Śpiewak zaprosił na konferencję mieszkańców budynku przy Nieborowskiej 15. Przekonywał, że nowi właściciele budynku "dwukrotnie podnieśli czynsze w kamienicy", a ponadto wyrzucili cztery rodziny.

- Dramat lokatorów ciągle trwa. To jedna z setek przykładów przestępczych praktyk warszawskiego ratusza. Prezydent Pahl nie wyjaśnia afery tylko chce ją głęboko zakopać - skomentował Jan Śpiewak.

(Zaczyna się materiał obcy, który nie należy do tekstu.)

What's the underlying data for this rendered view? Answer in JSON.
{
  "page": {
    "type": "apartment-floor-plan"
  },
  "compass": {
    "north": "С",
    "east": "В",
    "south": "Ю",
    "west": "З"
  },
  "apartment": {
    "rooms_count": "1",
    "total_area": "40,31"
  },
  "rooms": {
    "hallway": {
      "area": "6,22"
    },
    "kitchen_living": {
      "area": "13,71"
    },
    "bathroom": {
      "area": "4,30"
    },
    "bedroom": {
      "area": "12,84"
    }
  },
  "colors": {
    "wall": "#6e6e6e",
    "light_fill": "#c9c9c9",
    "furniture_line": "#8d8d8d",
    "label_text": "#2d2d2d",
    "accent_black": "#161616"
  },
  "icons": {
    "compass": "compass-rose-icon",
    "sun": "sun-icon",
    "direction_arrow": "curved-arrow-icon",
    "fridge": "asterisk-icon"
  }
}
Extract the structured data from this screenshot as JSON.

Odzyskali pięć nieruchomości

Piotr Gozdowski z WMW powiedział, że lokatorzy Nieborowskiej od dziewięciu lat ustalają, na jakiej podstawie ich kamienica została zwrócona, a rok temu sprawą, z ich inicjatywy, zainteresowała się prokuratura. Prokurator wniósł o stwierdzenie nieważności decyzji zwrotowej.

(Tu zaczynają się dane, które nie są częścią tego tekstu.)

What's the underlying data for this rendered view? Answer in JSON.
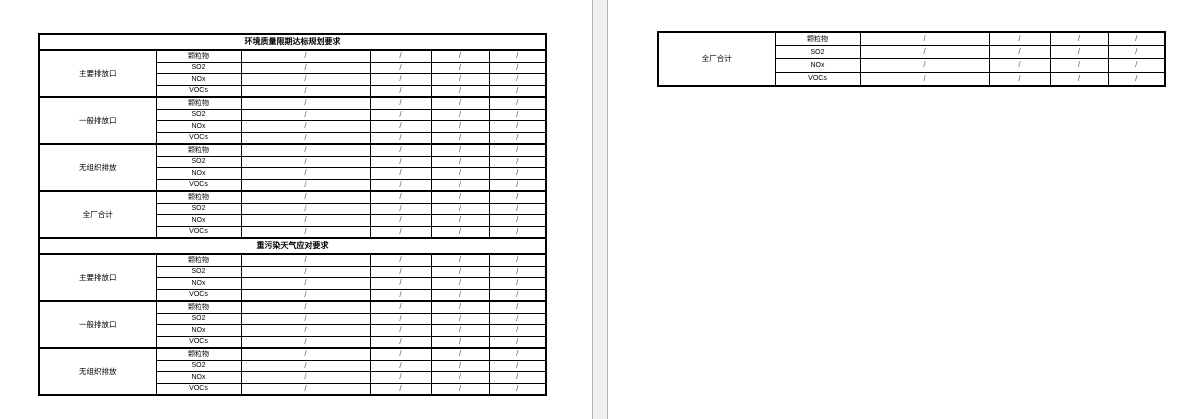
{
  "document": {
    "canvas_bg": "#efefef",
    "page_bg": "#ffffff",
    "page_edge_color": "#b3b3b3",
    "table_border_color": "#000000",
    "slash_color": "#555555"
  },
  "page1": {
    "sections": [
      {
        "title": "环境质量限期达标规划要求",
        "groups": [
          {
            "label": "主要排放口",
            "rows": [
              {
                "pollutant": "颗粒物",
                "values": [
                  "/",
                  "/",
                  "/",
                  "/"
                ]
              },
              {
                "pollutant": "SO2",
                "values": [
                  "/",
                  "/",
                  "/",
                  "/"
                ]
              },
              {
                "pollutant": "NOx",
                "values": [
                  "/",
                  "/",
                  "/",
                  "/"
                ]
              },
              {
                "pollutant": "VOCs",
                "values": [
                  "/",
                  "/",
                  "/",
                  "/"
                ]
              }
            ]
          },
          {
            "label": "一般排放口",
            "rows": [
              {
                "pollutant": "颗粒物",
                "values": [
                  "/",
                  "/",
                  "/",
                  "/"
                ]
              },
              {
                "pollutant": "SO2",
                "values": [
                  "/",
                  "/",
                  "/",
                  "/"
                ]
              },
              {
                "pollutant": "NOx",
                "values": [
                  "/",
                  "/",
                  "/",
                  "/"
                ]
              },
              {
                "pollutant": "VOCs",
                "values": [
                  "/",
                  "/",
                  "/",
                  "/"
                ]
              }
            ]
          },
          {
            "label": "无组织排放",
            "rows": [
              {
                "pollutant": "颗粒物",
                "values": [
                  "/",
                  "/",
                  "/",
                  "/"
                ]
              },
              {
                "pollutant": "SO2",
                "values": [
                  "/",
                  "/",
                  "/",
                  "/"
                ]
              },
              {
                "pollutant": "NOx",
                "values": [
                  "/",
                  "/",
                  "/",
                  "/"
                ]
              },
              {
                "pollutant": "VOCs",
                "values": [
                  "/",
                  "/",
                  "/",
                  "/"
                ]
              }
            ]
          },
          {
            "label": "全厂合计",
            "rows": [
              {
                "pollutant": "颗粒物",
                "values": [
                  "/",
                  "/",
                  "/",
                  "/"
                ]
              },
              {
                "pollutant": "SO2",
                "values": [
                  "/",
                  "/",
                  "/",
                  "/"
                ]
              },
              {
                "pollutant": "NOx",
                "values": [
                  "/",
                  "/",
                  "/",
                  "/"
                ]
              },
              {
                "pollutant": "VOCs",
                "values": [
                  "/",
                  "/",
                  "/",
                  "/"
                ]
              }
            ]
          }
        ]
      },
      {
        "title": "重污染天气应对要求",
        "groups": [
          {
            "label": "主要排放口",
            "rows": [
              {
                "pollutant": "颗粒物",
                "values": [
                  "/",
                  "/",
                  "/",
                  "/"
                ]
              },
              {
                "pollutant": "SO2",
                "values": [
                  "/",
                  "/",
                  "/",
                  "/"
                ]
              },
              {
                "pollutant": "NOx",
                "values": [
                  "/",
                  "/",
                  "/",
                  "/"
                ]
              },
              {
                "pollutant": "VOCs",
                "values": [
                  "/",
                  "/",
                  "/",
                  "/"
                ]
              }
            ]
          },
          {
            "label": "一般排放口",
            "rows": [
              {
                "pollutant": "颗粒物",
                "values": [
                  "/",
                  "/",
                  "/",
                  "/"
                ]
              },
              {
                "pollutant": "SO2",
                "values": [
                  "/",
                  "/",
                  "/",
                  "/"
                ]
              },
              {
                "pollutant": "NOx",
                "values": [
                  "/",
                  "/",
                  "/",
                  "/"
                ]
              },
              {
                "pollutant": "VOCs",
                "values": [
                  "/",
                  "/",
                  "/",
                  "/"
                ]
              }
            ]
          },
          {
            "label": "无组织排放",
            "rows": [
              {
                "pollutant": "颗粒物",
                "values": [
                  "/",
                  "/",
                  "/",
                  "/"
                ]
              },
              {
                "pollutant": "SO2",
                "values": [
                  "/",
                  "/",
                  "/",
                  "/"
                ]
              },
              {
                "pollutant": "NOx",
                "values": [
                  "/",
                  "/",
                  "/",
                  "/"
                ]
              },
              {
                "pollutant": "VOCs",
                "values": [
                  "/",
                  "/",
                  "/",
                  "/"
                ]
              }
            ]
          }
        ]
      }
    ]
  },
  "page2": {
    "sections": [
      {
        "title": null,
        "groups": [
          {
            "label": "全厂合计",
            "rows": [
              {
                "pollutant": "颗粒物",
                "values": [
                  "/",
                  "/",
                  "/",
                  "/"
                ]
              },
              {
                "pollutant": "SO2",
                "values": [
                  "/",
                  "/",
                  "/",
                  "/"
                ]
              },
              {
                "pollutant": "NOx",
                "values": [
                  "/",
                  "/",
                  "/",
                  "/"
                ]
              },
              {
                "pollutant": "VOCs",
                "values": [
                  "/",
                  "/",
                  "/",
                  "/"
                ]
              }
            ]
          }
        ]
      }
    ]
  }
}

- W tym roku Samorządowe Kolegium Odwoławcze uznało, że decyzja (zwrotowa) jest nieważna i została wydana z rażącym naruszeniem prawa - powiedział Gozdowski.

Jak wynika z decyzji SKO przekazanej dziennikarzom przez członków WMW, nieruchomość stanowiła własność Ryszarda Pahla vel Pala, który zmarł 1 kwietnia 1948 r., natomiast wniosek dekretowy podpisany przez niego został złożony 29 kwietnia 1948 r. prawdopodobnie przez jego brata - Jerzego Pala.

Sprawa roszczeń, jakie miała posiadać w Warszawie rodzina Witolda Pahla, ciągnie się za wiceprezydentem od początku jego urzędowania w stołecznym ratuszu. Urzędnicy tłumaczyli tę sprawę kilkukrotnie.

W grudniu ubiegłego roku Agnieszka Kłąb z biura prasowego ratusza przyznała, że daleka rodzina wiceprezydenta Pahla w ramach reprywatyzacji faktycznie odzyskała pięć nieruchomości, w tym dwie właśnie przy Nieborowskiej: budynek numer 13 i 15 (pozostałe to Al. Jerozolimskie 101, Marszałkowska 8, Sękocińska 19).

Podkreślała jednak, że choć decyzja zwrotowa została wydana, to budynek fizycznie nie został jeszcze przekazany nowym właścicielom.

"Pahl nie ma żadnych roszczeń"

W czwartek rzecznik stołecznego ratusza Bartosz Milczarczyk powiedział, że Samorządowe Kolegium Odwoławcze przekazało decyzję ws. Nieborowskiej do ponownego rozpatrzenia. - Będziemy teraz analizowali wszystkie kwestie związane z prawidłowością wydania tej decyzji, wszystkie dokumenty - podkreślił.Dodał, że ratusz sprawdza, czy są możliwości prawne, by Zakład Gospodarowania Nieruchomościami przejął zarządzaniem Nieborowską 15.Milczarczyk podkreślił, że odkąd Pahl objął funkcję wiceprezydenta Warszawy wszystkimi sprawami związanymi z wszelkiego rodzaju roszczeniami i postępowaniami, które są prowadzone na rzecz "bardzo dalekiej rodziny" Pahla, zajmuje się inny wiceprezydent, Michał Olszewski. - Pan prezydent Pahl nie ma żadnych roszczeń - zapewnił rzecznik ratusza.